A seguito dell’emissione di tale provvedimento, il 34enne era stato rintracciato lo scorso maggio, sempre in zona stazione “Storica”, dove si era reso protagonista di una violenta lite con un 26enne marocchino, in cui aveva avuto la peggio procurandosi una grossa ferita nella zona dell’orecchio sinistro che risultava totalmente staccato. Dopo l’aggressione, il 26enne marocchino era stato arrestato dagli agenti della Polizia di Stato e condotto nel carcere di Reggio Emilia, dove si trova tuttora, mentre il 34enne era stato ricoverato al fine di ricevere le cure del caso.

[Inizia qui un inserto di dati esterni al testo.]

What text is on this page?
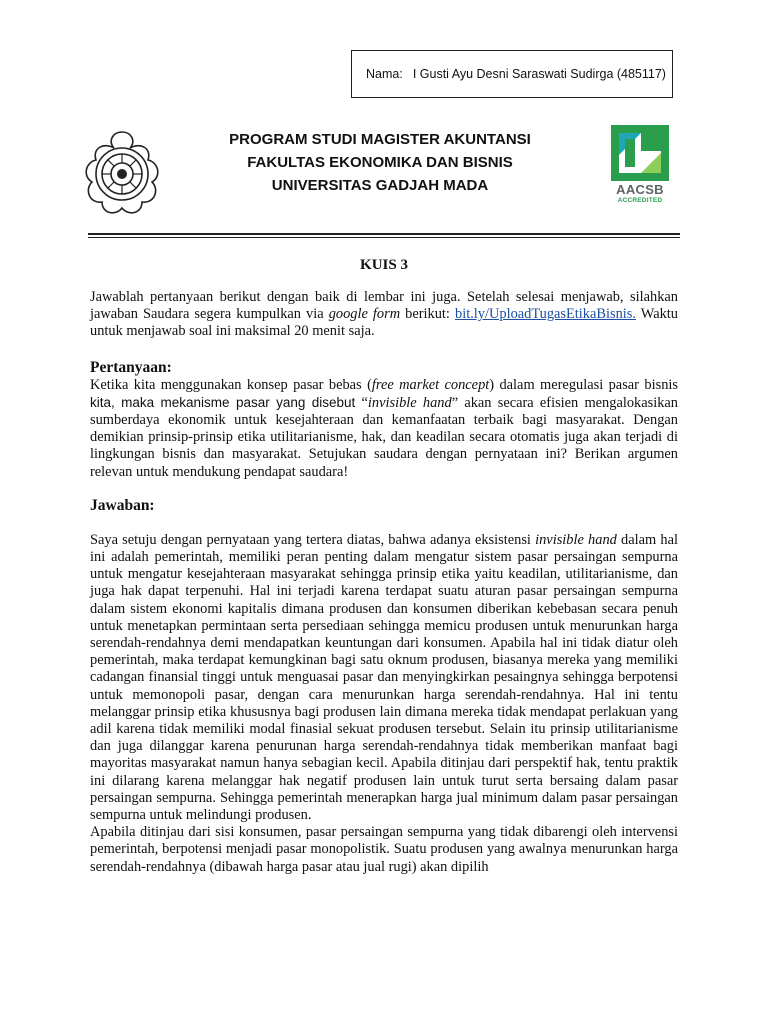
Nama: I Gusti Ayu Desni Saraswati Sudirga (485117)
PROGRAM STUDI MAGISTER AKUNTANSI
FAKULTAS EKONOMIKA DAN BISNIS
UNIVERSITAS GADJAH MADA	AACSB
ACCREDITED
KUIS 3

Jawablah pertanyaan berikut dengan baik di lembar ini juga. Setelah selesai menjawab, silahkan jawaban Saudara segera kumpulkan via google form berikut: bit.ly/UploadTugasEtikaBisnis. Waktu untuk menjawab soal ini maksimal 20 menit saja.

Pertanyaan:

Ketika kita menggunakan konsep pasar bebas (free market concept) dalam meregulasi pasar bisnis kita, maka mekanisme pasar yang disebut “invisible hand” akan secara efisien mengalokasikan sumberdaya ekonomik untuk kesejahteraan dan kemanfaatan terbaik bagi masyarakat. Dengan demikian prinsip-prinsip etika utilitarianisme, hak, dan keadilan secara otomatis juga akan terjadi di lingkungan bisnis dan masyarakat. Setujukan saudara dengan pernyataan ini? Berikan argumen relevan untuk mendukung pendapat saudara!

Jawaban:

Saya setuju dengan pernyataan yang tertera diatas, bahwa adanya eksistensi invisible hand dalam hal ini adalah pemerintah, memiliki peran penting dalam mengatur sistem pasar persaingan sempurna untuk mengatur kesejahteraan masyarakat sehingga prinsip etika yaitu keadilan, utilitarianisme, dan juga hak dapat terpenuhi. Hal ini terjadi karena terdapat suatu aturan pasar persaingan sempurna dalam sistem ekonomi kapitalis dimana produsen dan konsumen diberikan kebebasan secara penuh untuk menetapkan permintaan serta persediaan sehingga memicu produsen untuk menurunkan harga serendah-rendahnya demi mendapatkan keuntungan dari konsumen. Apabila hal ini tidak diatur oleh pemerintah, maka terdapat kemungkinan bagi satu oknum produsen, biasanya mereka yang memiliki cadangan finansial tinggi untuk menguasai pasar dan menyingkirkan pesaingnya sehingga berpotensi untuk memonopoli pasar, dengan cara menurunkan harga serendah-rendahnya. Hal ini tentu melanggar prinsip etika khususnya bagi produsen lain dimana mereka tidak mendapat perlakuan yang adil karena tidak memiliki modal finasial sekuat produsen tersebut. Selain itu prinsip utilitarianisme dan juga dilanggar karena penurunan harga serendah-rendahnya tidak memberikan manfaat bagi mayoritas masyarakat namun hanya sebagian kecil. Apabila ditinjau dari perspektif hak, tentu praktik ini dilarang karena melanggar hak negatif produsen lain untuk turut serta bersaing dalam pasar persaingan sempurna. Sehingga pemerintah menerapkan harga jual minimum dalam pasar persaingan sempurna untuk melindungi produsen.

Apabila ditinjau dari sisi konsumen, pasar persaingan sempurna yang tidak dibarengi oleh intervensi pemerintah, berpotensi menjadi pasar monopolistik. Suatu produsen yang awalnya menurunkan harga serendah-rendahnya (dibawah harga pasar atau jual rugi) akan dipilih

Contestualmente, l’Ufficio Immigrazione della Questura di Reggio Emilia ha effettuato tutti gli accertamenti e portato a termine le procedure che hanno condotto, nel pomeriggio di giovedì, all’espulsione dell’uomo dal territorio nazionale tramite l’accompagnamento all’aeroporto “Marconi” di Bologna, dove è stato imbarcato su un aereo in direzione Tunisia.